COPENHAGEN/STOCKHOLM — More Koran burnings took place in Sweden and Denmark on Monday as the governments of the two Nordic countries said they were examining ways to legally limit such acts in a bid to reduce rising tensions with several Muslim countries.
Denmark and Sweden have seen several protests in recent weeks in which copies of the Koran have been burned or damaged, sparking outrage in Muslim countries and demanding that Nordic governments end the burnings.
The Danish government said on Sunday that it would seek to find a “legal tool” that could allow the authorities to intervene in such protests, if it is deemed to carry “significant negative consequences for Denmark, especially with regard to security.”
“The fact that we are signaling both in Denmark and abroad that we are working on it will help reduce the problems we are facing,” Foreign Minister Lars Lokke Rasmussen told reporters after a meeting with the presidents of parliament’s foreign policy on Monday.
“It’s not because we feel pressured to do it, but it is our political analysis that is in the best interest of all of us,” Rasmussen said. “We shouldn’t just sit back and wait for this to blow up.”
Even so, Quran burnings took place in both countries on Monday. In Stockholm, an Iraqi refugee behind several protests in recent weeks appeared to burn a copy of the Koran in front of the Swedish parliament. In Denmark, anti-Muslim protesters burned the Koran outside the Saudi Arabian embassy in Copenhagen.
The Nordic countries have deplored the burning of the Koran, but cannot prevent it under constitutional laws protecting free speech.
However, both governments have now said they are considering legal changes that would allow authorities to prevent further burning in special situations.
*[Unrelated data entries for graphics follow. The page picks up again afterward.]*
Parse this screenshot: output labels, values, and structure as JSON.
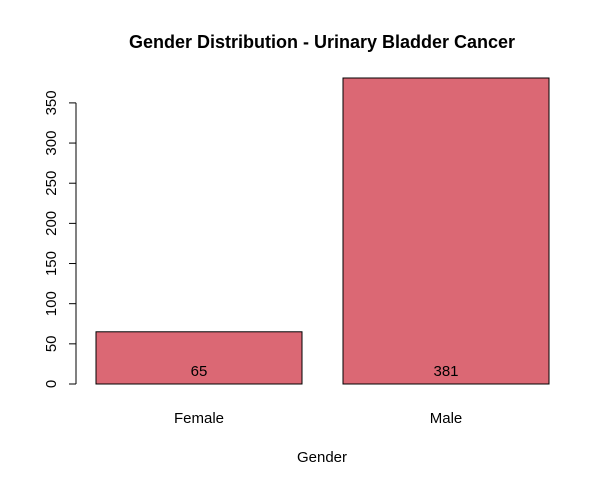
{
  "chart_data": {
    "type": "bar",
    "title": "Gender Distribution - Urinary Bladder Cancer",
    "xlabel": "Gender",
    "ylabel": "",
    "categories": [
      "Female",
      "Male"
    ],
    "values": [
      65,
      381
    ],
    "data_labels": [
      "65",
      "381"
    ],
    "yticks": [
      0,
      50,
      100,
      150,
      200,
      250,
      300,
      350
    ],
    "ytick_labels": [
      "0",
      "50",
      "100",
      "150",
      "200",
      "250",
      "300",
      "350"
    ],
    "ylim": [
      0,
      381
    ],
    "bar_color": "#db6874",
    "grid": false,
    "legend": "none"
  }
}
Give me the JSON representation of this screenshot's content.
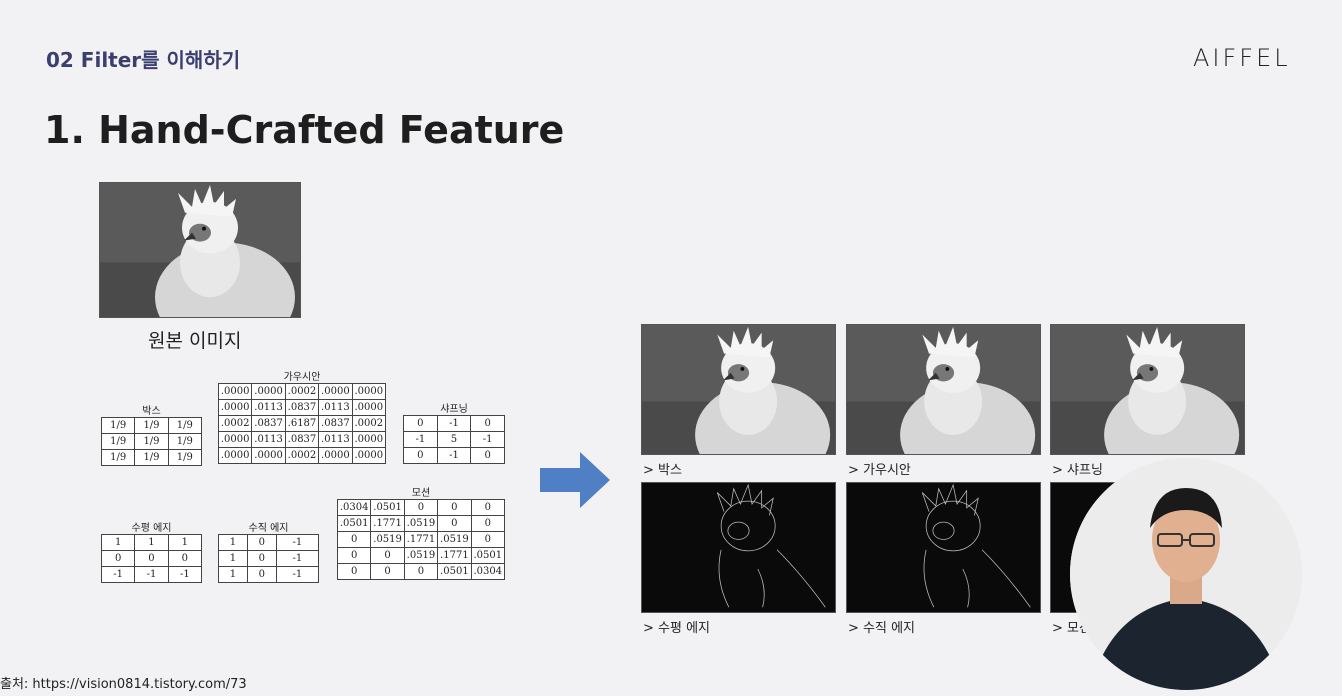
{
  "header": {
    "section_title": "02 Filter를 이해하기",
    "brand": "AIFFEL"
  },
  "main": {
    "title": "1. Hand-Crafted Feature"
  },
  "original": {
    "caption": "원본 이미지"
  },
  "kernels": {
    "box": {
      "title": "박스",
      "rows": [
        [
          "1/9",
          "1/9",
          "1/9"
        ],
        [
          "1/9",
          "1/9",
          "1/9"
        ],
        [
          "1/9",
          "1/9",
          "1/9"
        ]
      ]
    },
    "gaussian": {
      "title": "가우시안",
      "rows": [
        [
          ".0000",
          ".0000",
          ".0002",
          ".0000",
          ".0000"
        ],
        [
          ".0000",
          ".0113",
          ".0837",
          ".0113",
          ".0000"
        ],
        [
          ".0002",
          ".0837",
          ".6187",
          ".0837",
          ".0002"
        ],
        [
          ".0000",
          ".0113",
          ".0837",
          ".0113",
          ".0000"
        ],
        [
          ".0000",
          ".0000",
          ".0002",
          ".0000",
          ".0000"
        ]
      ]
    },
    "sharpen": {
      "title": "샤프닝",
      "rows": [
        [
          "0",
          "-1",
          "0"
        ],
        [
          "-1",
          "5",
          "-1"
        ],
        [
          "0",
          "-1",
          "0"
        ]
      ]
    },
    "horizontal_edge": {
      "title": "수평 에지",
      "rows": [
        [
          "1",
          "1",
          "1"
        ],
        [
          "0",
          "0",
          "0"
        ],
        [
          "-1",
          "-1",
          "-1"
        ]
      ]
    },
    "vertical_edge": {
      "title": "수직 에지",
      "rows": [
        [
          "1",
          "0",
          "-1"
        ],
        [
          "1",
          "0",
          "-1"
        ],
        [
          "1",
          "0",
          "-1"
        ]
      ]
    },
    "motion": {
      "title": "모션",
      "rows": [
        [
          ".0304",
          ".0501",
          "0",
          "0",
          "0"
        ],
        [
          ".0501",
          ".1771",
          ".0519",
          "0",
          "0"
        ],
        [
          "0",
          ".0519",
          ".1771",
          ".0519",
          "0"
        ],
        [
          "0",
          "0",
          ".0519",
          ".1771",
          ".0501"
        ],
        [
          "0",
          "0",
          "0",
          ".0501",
          ".0304"
        ]
      ]
    }
  },
  "results": {
    "box": "> 박스",
    "gaussian": "> 가우시안",
    "sharpen": "> 샤프닝",
    "horizontal_edge": "> 수평 에지",
    "vertical_edge": "> 수직 에지",
    "motion": "> 모션"
  },
  "source": "출처: https://vision0814.tistory.com/73",
  "colors": {
    "accent": "#3b3f6e",
    "arrow": "#4f7fc4"
  }
}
The Swedish government said this month it is examining a similar solution, but right-wing parties in both countries have denounced the moves, with some saying freedom of expression cannot be compromised.
Swedish Foreign Minister Tobias Billstrom said on Monday he had sent letters to all 57 countries of the Organization of Islamic Cooperation (OIC) explaining Sweden’s right of assembly and condemning Islamophobic acts.
OIC foreign ministers met in an extraordinary session on Monday to discuss recent events in which they strongly condemned the Quran burnings.
He also said in a statement after the meeting ended that he urged member states to take appropriate measures, whether political or economic, in countries where the Quran is being desecrated.
After the meeting, Billstrom and his Danish counterpart Rasmussen wrote separately on X, formerly Twitter, that they would continue their dialogue with the OIC.
Billstrom also wrote in his post that Sweden would carefully study the resolutions and recommendations made by the OIC.